Os dons do Espírito não são para promover alguém, mas para glorificar a Cristo Jesus na edificação da
Igreja. Pois, o Espírito veio com o propósito primário de evidenciar o Filho de Deus. A terceira pessoa da
Santíssima Trindade é chamada por Jesus de paracleto. Termo este que as bíblias em suas versões
traduziram para “consolador” (Jo 14.26). A maneira como os tradutores resolveram traduzir deve está
baseada no contexto que os discípulos ficariam tristes com a ida de Cristo para o Pai, ou pelo motivo que
eles sofreriam perseguições (Jo 16.1-5). Se a escolha da palavra “consolador” está pautada nessas
sugestões, porém, os tradutores se esqueceram de que elas não são o ponto primário da ideia do autor,
mas o ponto chave da passagem, com relação o objetivo da vinda do Espírito, é falar e glorificar o Filho
de Deus (Jo 16.14). O significado do termo grego paracleto não se resume apenas em consolador, tem
também o sentido de “advogado”. Visto que, na Primeira Epistola de João o termo paracleto quando
usado para Jesus é traduzido justamente como “advogado” (1Jo 2.1). Se o sentido primário do Espírito é
glorificar e falar a respeito do Filho, pois, é válido afirmar que Ele seja o advogado de Cristo neste mundo
na intenção de testemunhar e testificar toda a verdade a respeito do Filho de Deus (1Jo 5.6). Portanto, os
dons do Espírito têm o mesmo escopo de apontar e evidenciar a pessoa do Filho na definição de edificar a
Igreja em Cristo.

O cristão precisa seguir a ordenança de Paulo em procurar com zelo os dons (1Co 12. 31). A igreja local
nesses últimos tempos necessita buscar incansavelmente os dons para sua própria edificação espiritual no
sentido de crescer no conhecimento de Deus e para a expansão do Reino de Cristo no coração dos ímpios.
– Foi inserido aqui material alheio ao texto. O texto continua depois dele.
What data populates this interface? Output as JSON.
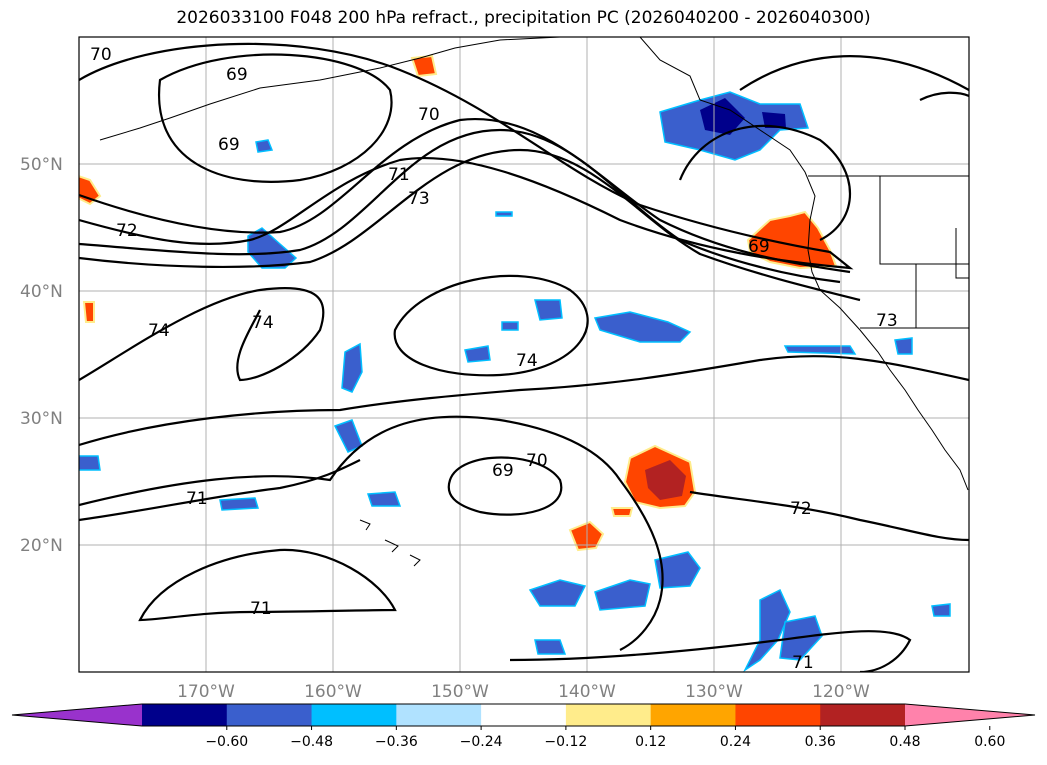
{
  "title": "2026033100 F048 200 hPa refract., precipitation PC (2026040200 - 2026040300)",
  "lat_labels": [
    "50°N",
    "40°N",
    "30°N",
    "20°N"
  ],
  "lon_labels": [
    "170°W",
    "160°W",
    "150°W",
    "140°W",
    "130°W",
    "120°W"
  ],
  "contour_labels": [
    "70",
    "69",
    "69",
    "70",
    "71",
    "73",
    "72",
    "74",
    "74",
    "74",
    "69",
    "73",
    "69",
    "70",
    "71",
    "72",
    "71",
    "71"
  ],
  "colorbar": {
    "colors": [
      "#9932CC",
      "#00008B",
      "#3A5FCD",
      "#00BFFF",
      "#B0E2FF",
      "#FFFFFF",
      "#FFEC8B",
      "#FFA500",
      "#FF4500",
      "#B22222",
      "#FF82AB"
    ],
    "ticks": [
      "−0.60",
      "−0.48",
      "−0.36",
      "−0.24",
      "−0.12",
      "0.12",
      "0.24",
      "0.36",
      "0.48",
      "0.60"
    ]
  },
  "colors": {
    "positive_precip": "#FF4500",
    "negative_precip": "#3A5FCD",
    "contour": "#000000",
    "grid": "#B0B0B0",
    "axis_label": "#808080"
  }
}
Os dons do Espírito devem ser usados na esfera do amor. Paulo disse: “Procurai com zelo os melhores
dons; e eu vos mostrarei um caminho mais excelente” (1Co 12.31). Se os irmãos buscassem os melhores
dons, que caminho seria esse que ele mostraria para congregação? A resposta está no capítulo 13, pois,
nesse capítulo é apresentado o fruto do amor. Entende-se que os dons não podem ficar separados dos
frutos do Espirito. Caso alguém tenha todos os dons espirituais, mas se não estiver envelopado pelo amor
para Deus, nada serve. Quem exerce esses dons com amor não estará pensado no seu próprio interesse, e
sim no do próximo.

Portanto, todos os dons sejam eles espirituais e ministeriais têm o objetivo de servir. Cristo não veio para
ser servido, e sim veio para servir de todas as formas, curando, dando assistência social e se entregando a
morte de cruz com afinco de dar a vida eterna aos homens (Mt 20. 20-28). Todo cristão deve servir com
humildade.

Os dons espirituais e ministeriais mostram que o divino e o humano estão sempre envolvidos. Isso é visto
em outros contextos como Cristo é verdadeiramente Deus e verdadeiramente Homem, a Bíblia é inspirada
por Deus e escrita por homens, a Igreja é espiritual e ao mesmo tempo física. Essa ideia parte do
pressuposto que desde princípio a imagem de Deus é refletida através dos homens para a glória do seu
nome (Gn 1.26). Os reis de Israel eram chamados de deuses. Não é que eles eram divinos no melhor
sentindo da palavra, contudo, só era uma linguagem para descrever que receberam autoridade da parte de
Deus para julgar com justiça (Sl 82.6). Os profetas representavam e refletiam a voz de Deus diante dos
homens. Em suma, os dons espirituais e os dons ministeriais são algumas das maneiras dos homens
refletirem a imagem do governo de Deus no mundo.